Ideally, I would like to copy the file so that the target is directly written to GFR storage class. However, when I looked at the documentation for boto3 s3 client copy I saw that the allowed arguments for ExtraArgs as documented here are only:
ALLOWED_DOWNLOAD_ARGS = ['ChecksumMode', 'VersionId', 'SSECustomerAlgorithm', 'SSECustomerKey', 'SSECustomerKeyMD5', 'RequestPayer', 'ExpectedBucketOwner']
So StorageClass
is not in there which implies that it's not possible. I looked at copy_object
as well, but it won't support files greater than 5GB which this system occasionally has to deal with.
However, I then saw this answer on Stack Overflow to a related question which seems to imply that it can be done referring to a seemingly contradictory AWS link which suggests:
You can also change the storage class of an object that is already stored in Amazon S3 to any other storage class by making a copy of the object by using the PUT Object - Copy API operation. However, you can't use PUT Object - Copy to copy objects that are stored in the S3 Glacier Flexible Retrieval or S3 Glacier Deep Archive storage classes. You also can't transition from S3 One Zone-IA to S3 Glacier Instant Retrieval.
You copy the object in the same bucket by using the same key name and specifying the request headers as follows:
Set the x-amz-metadata-directive
header to COPY.
Set the x-amz-storage-class
header to the storage class that you want to use.
The code given is as follows:
import boto3
s3 = boto3.client('s3')
copy_source = {
'Bucket': 'mybucket',
'Key': 'mykey'
}
s3.copy(
copy_source, 'mybucket', 'mykey',
ExtraArgs = {
'StorageClass': 'STANDARD_IA',
'MetadataDirective': 'COPY'
}
)
However, judging by the first reference above, neither key on ExtraArgs
would be valid for the S3 Client copy
operation, so I'm confused whether this can be relied upon. Also, it seems to change the file in-situ rather than copying it.
I would like ideally to alter my code to:
extra_args = {
'CopySourceSSECustomerAlgorithm': <algorithm-string>,
'CopySourceSSECustomerKey': <plaintext-key>,
'SSECustomerAlgorithm': <algorithm-string>,
'SSECustomerKey': <plaintext-key>,
'StorageClass': 'GLACIER', # Adding these two directives to action an immediate
'MetadataDirective': 'COPY' # transition to Glacier Flexible Retrieval in the Target
}
...
response = client.copy(source, target_bucket, target_key, ExtraArgs=extra_args)

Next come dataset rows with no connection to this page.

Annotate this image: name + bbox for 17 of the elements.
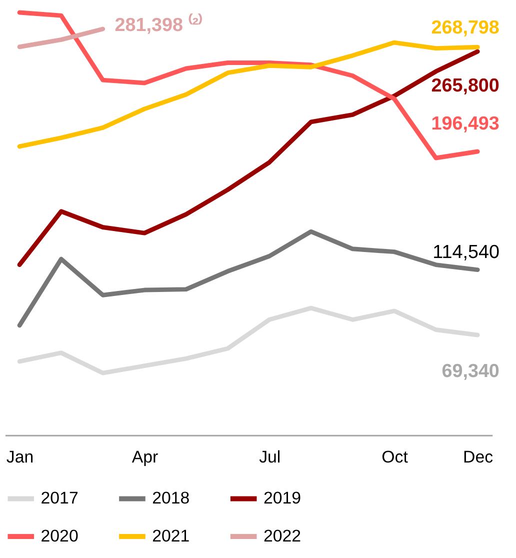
x-tick-label: Jul [259, 447, 281, 466]
legend-label: 2017 [40, 488, 78, 508]
legend-label: 2021 [152, 526, 190, 546]
x-tick-label: Oct [382, 447, 408, 466]
legend-label: 2022 [263, 526, 302, 546]
data-label: 281,398 ⁽²⁾ [114, 12, 203, 36]
x-tick-label: Jan [6, 447, 34, 466]
data-label: 69,340 [442, 360, 500, 382]
data-label: 268,798 [431, 17, 500, 38]
legend-label: 2018 [152, 488, 190, 508]
data-label: 114,540 [432, 242, 500, 263]
legend-label: 2020 [40, 526, 78, 546]
data-label: 265,800 [431, 75, 500, 96]
legend-label: 2019 [263, 488, 302, 508]
x-tick-label: Apr [132, 447, 158, 466]
x-tick-label: Dec [463, 447, 494, 466]
data-label: 196,493 [431, 114, 500, 135]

(You might notice here that the code uses CopySourceSSECustomerAlgorithm
and CopySourceSSECustomerKey
. I'm afraid I don't know the history behind that but clearly that also is not within the limited list given above, although this clearly works or at least, is not rejected)

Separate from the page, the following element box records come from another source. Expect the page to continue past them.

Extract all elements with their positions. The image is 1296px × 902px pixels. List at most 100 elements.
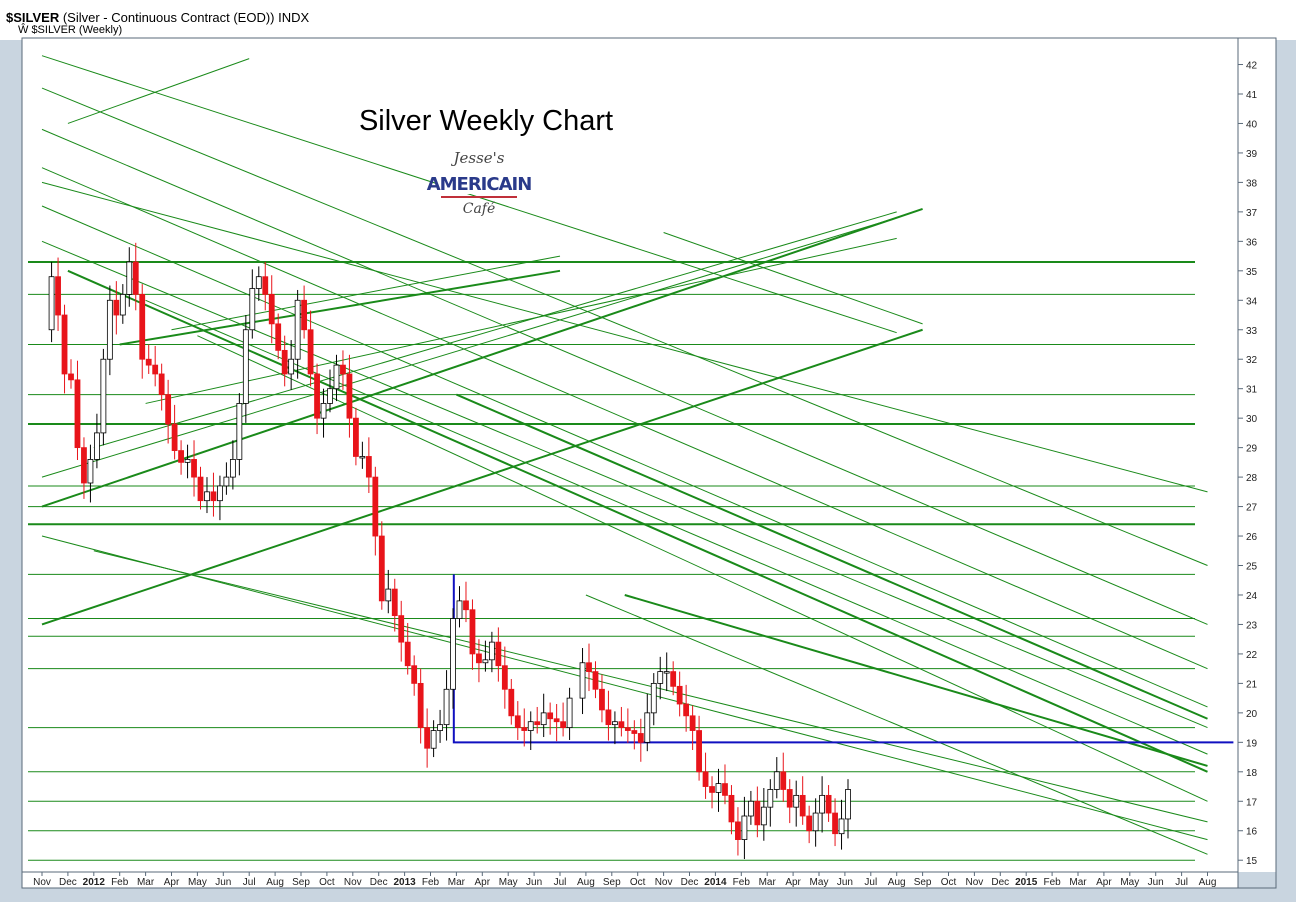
candle-body	[281, 349, 288, 375]
candle-body	[799, 794, 806, 817]
candle-body	[204, 491, 210, 502]
trend-line	[663, 232, 923, 325]
candle-body	[294, 299, 301, 360]
x-tick-label: Feb	[422, 877, 440, 888]
candle-body	[579, 662, 586, 699]
candle-body	[145, 358, 152, 366]
candle-body	[644, 712, 651, 743]
x-tick-label: Mar	[759, 877, 777, 888]
chart-legend-line: Ŵ $SILVER (Weekly)	[18, 24, 123, 36]
logo-line-3: Café	[463, 201, 496, 217]
y-tick-label: 16	[1246, 827, 1258, 838]
candle-body	[385, 588, 392, 602]
y-axis-ticks: 15 16 17 18 19 20 21 22 23 24 25 26 27 28 29 30 31 32 33 34…	[1238, 61, 1258, 867]
candle-body	[624, 727, 631, 731]
trend-line	[41, 205, 1208, 708]
x-tick-label: Aug	[577, 877, 595, 888]
logo-line-2: AMERICAIN	[427, 174, 532, 195]
trend-line	[41, 240, 1208, 729]
x-tick-label: Jul	[1175, 877, 1188, 888]
x-tick-label: Mar	[448, 877, 466, 888]
y-tick-label: 25	[1246, 562, 1258, 573]
x-tick-label: Nov	[655, 877, 673, 888]
x-tick-label: Apr	[1096, 877, 1112, 888]
candle-body	[184, 459, 191, 463]
trend-line	[119, 269, 561, 346]
candle-body	[832, 812, 838, 835]
candle-body	[443, 688, 450, 726]
candle-body	[262, 276, 269, 295]
candle-body	[773, 771, 780, 790]
candle-body	[592, 671, 599, 690]
trend-line	[145, 299, 1208, 755]
symbol-description: (Silver - Continuous Contract (EOD)) IND…	[62, 10, 310, 25]
candle-body	[327, 388, 333, 404]
candle-body	[637, 733, 644, 743]
candle-body	[514, 715, 521, 728]
candles	[48, 242, 851, 860]
y-tick-label: 17	[1246, 797, 1258, 808]
y-tick-label: 24	[1246, 591, 1258, 602]
candle-body	[476, 653, 482, 664]
candle-body	[229, 459, 236, 478]
trend-line	[41, 328, 923, 626]
x-tick-label: Feb	[1043, 877, 1061, 888]
candle-body	[191, 459, 197, 478]
candle-body	[612, 721, 618, 726]
candle-body	[411, 665, 418, 684]
candle-body	[482, 659, 489, 664]
candle-body	[55, 276, 61, 316]
y-tick-label: 26	[1246, 532, 1258, 543]
candle-body	[618, 721, 625, 728]
x-tick-label: Dec	[59, 877, 77, 888]
candle-body	[488, 641, 495, 661]
candle-body	[780, 771, 787, 790]
trend-line	[41, 207, 923, 508]
candle-body	[217, 485, 223, 502]
candle-body	[223, 476, 230, 487]
x-tick-label: Mar	[1069, 877, 1087, 888]
candle-body	[495, 641, 502, 667]
y-tick-label: 21	[1246, 679, 1258, 690]
candle-body	[741, 815, 748, 840]
candle-body	[94, 432, 100, 460]
y-tick-label: 23	[1246, 620, 1258, 631]
candle-body	[553, 718, 560, 723]
candle-body	[346, 373, 353, 419]
candle-body	[48, 276, 55, 331]
candle-body	[197, 476, 204, 502]
candle-body	[236, 403, 243, 460]
candle-body	[424, 727, 431, 749]
candle-body	[534, 721, 541, 726]
candle-body	[106, 299, 113, 360]
y-tick-label: 36	[1246, 237, 1258, 248]
candle-body	[340, 364, 346, 375]
candle-body	[547, 712, 554, 720]
candle-body	[806, 815, 813, 832]
candle-body	[242, 329, 249, 404]
y-tick-label: 27	[1246, 503, 1258, 514]
symbol-label: $SILVER	[6, 10, 60, 25]
x-tick-label: Oct	[319, 877, 335, 888]
x-tick-label: Aug	[888, 877, 906, 888]
candle-body	[81, 447, 87, 484]
candle-body	[333, 364, 340, 390]
trend-line	[41, 181, 1208, 493]
trend-line	[41, 535, 1208, 841]
candle-body	[676, 685, 683, 705]
trend-line	[41, 167, 1208, 670]
y-tick-label: 29	[1246, 444, 1258, 455]
x-tick-label: Jul	[864, 877, 877, 888]
candle-body	[391, 588, 398, 617]
x-tick-label: May	[499, 877, 518, 888]
candle-body	[819, 794, 826, 814]
x-tick-label: Jun	[1148, 877, 1164, 888]
candle-body	[508, 688, 515, 717]
x-tick-label: May	[188, 877, 207, 888]
candle-body	[696, 730, 702, 773]
x-tick-label: May	[1120, 877, 1139, 888]
candle-body	[437, 724, 443, 731]
candle-body	[430, 730, 437, 749]
x-axis-area	[22, 872, 1238, 888]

I am planning to try this out but would be grateful if anyone can confirm if it's supported or if I've misunderstood how this works. Thanks!
Thanks for your reply. Yes, that was actually the point of my question: I would like to know whether this is officially supported. I cannot make changes to this system where there are questions over whether the process was officially supported. There only appears to be ambiguity on the AWS pages that I've seen. Could you advise who in AWS would be best to confirm this?